Merck's Keytruda wins lung cancer indication—but it's not as broad as Opdivo's
- Merck's Keytruda (pembrolizumab) has been approved by the FDA for second-line treatment of non-small cell lung cancer (NSCLC) tumors that express high levels of the PD-L1 protein.
- The FDA also approved a companion diagnostic from Dao North America to test PD-L1 levels.
- Based on Merck's estimates, approximately 25% of NSCLC patients have PD-L1 levels that make them eligible for treatment with Keytruda. That likely means a continued market advantage for Bristol-Myers Squibb's Opdivo, which doesn't have a similar patient population restriction.
Keytruda is now the second immuno-oncologic drug approved for NSCLC, in addition to BMS's Opdivo (nivolumab). According to the National Cancer Institute, roughly 221,00 people will receive a lung cancer diagnosis this year, and 158,040 people will die from it. Keytruda is an important second-line option for patients with a specific type of lung cancer, NCSLS, which affects approximately 85% to 90% of all patients with lung cancer.

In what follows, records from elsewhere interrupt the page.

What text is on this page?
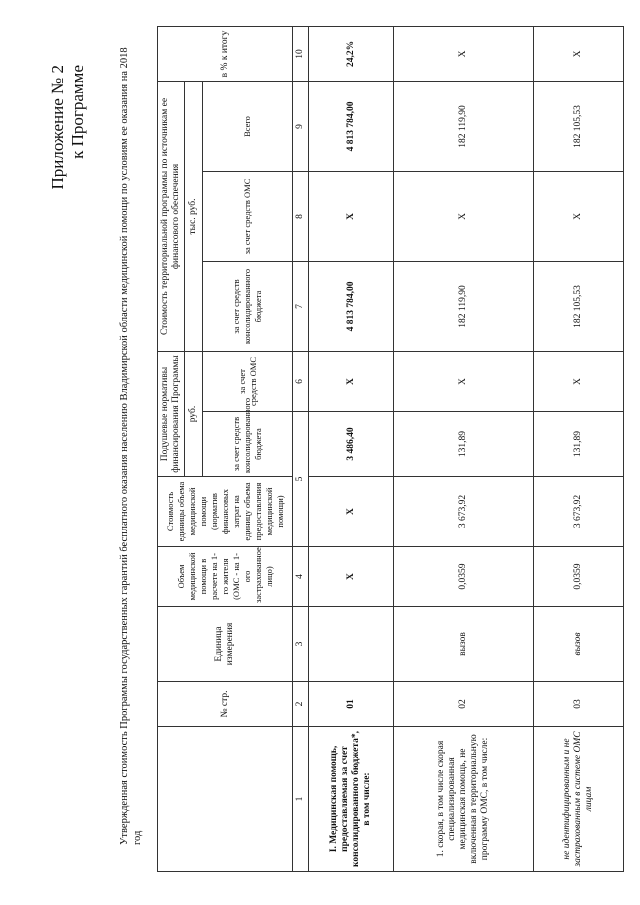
Приложение № 2 к Программе	Утвержденная стоимость Программы государственных гарантий бесплатного оказания населению Владимирской области медицинской помощи по условиям ее оказания на 2018 год
	№ стр.	Единица измерения	Объем медицинской помощи в расчете на 1-го жителя (ОМС - на 1-ого застрахованное лицо)	Стоимость единицы объема медицинской помощи (норматив финансовых затрат на единицу объема предоставления медицинской помощи)	Подушевые нормативы финансирования Программы		Стоимость территориальной программы по источникам ее финансового обеспечения			в % к итогу
					руб.		тыс. руб.			
					за счет средств консолидированного бюджета	за счет средств ОМС	за счет средств консолидированного бюджета	за счет средств ОМС	Всего	
1	2	3	4	5		6	7	8	9	10
I. Медицинская помощь, предоставляемая за счет консолидированного бюджета*, в том числе:	01		Х	Х	3 486,40	Х	4 813 784,00	Х	4 813 784,00	24,2%
1. скорая, в том числе скорая специализированная медицинская помощь, не включенная в территориальную программу ОМС, в том числе:	02	вызов	0,0359	3 673,92	131,89	Х	182 119,90	Х	182 119,90	Х
не идентифицированным и не застрахованным в системе ОМС лицам	03	вызов	0,0359	3 673,92	131,89	Х	182 105,53	Х	182 105,53	Х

Initially, the stock was down on the news, because some investors were concerned that the need for a certain level of PD-L1 expression would limit uptake. However, the science supporting that limit on the overall patient pool is clear: In Merck's phase 1 study of 495 patients with advanced NSCLC, 45% of subjects with high PD-L1 levels (levels above 50%) responded to Keytruda, compared with 16.5% of subjects with PD-L1 levels between 1% and 49%.
The monthly cost of Keytruda is roughly $12,500 per year, with a total annual cost of around $150,000.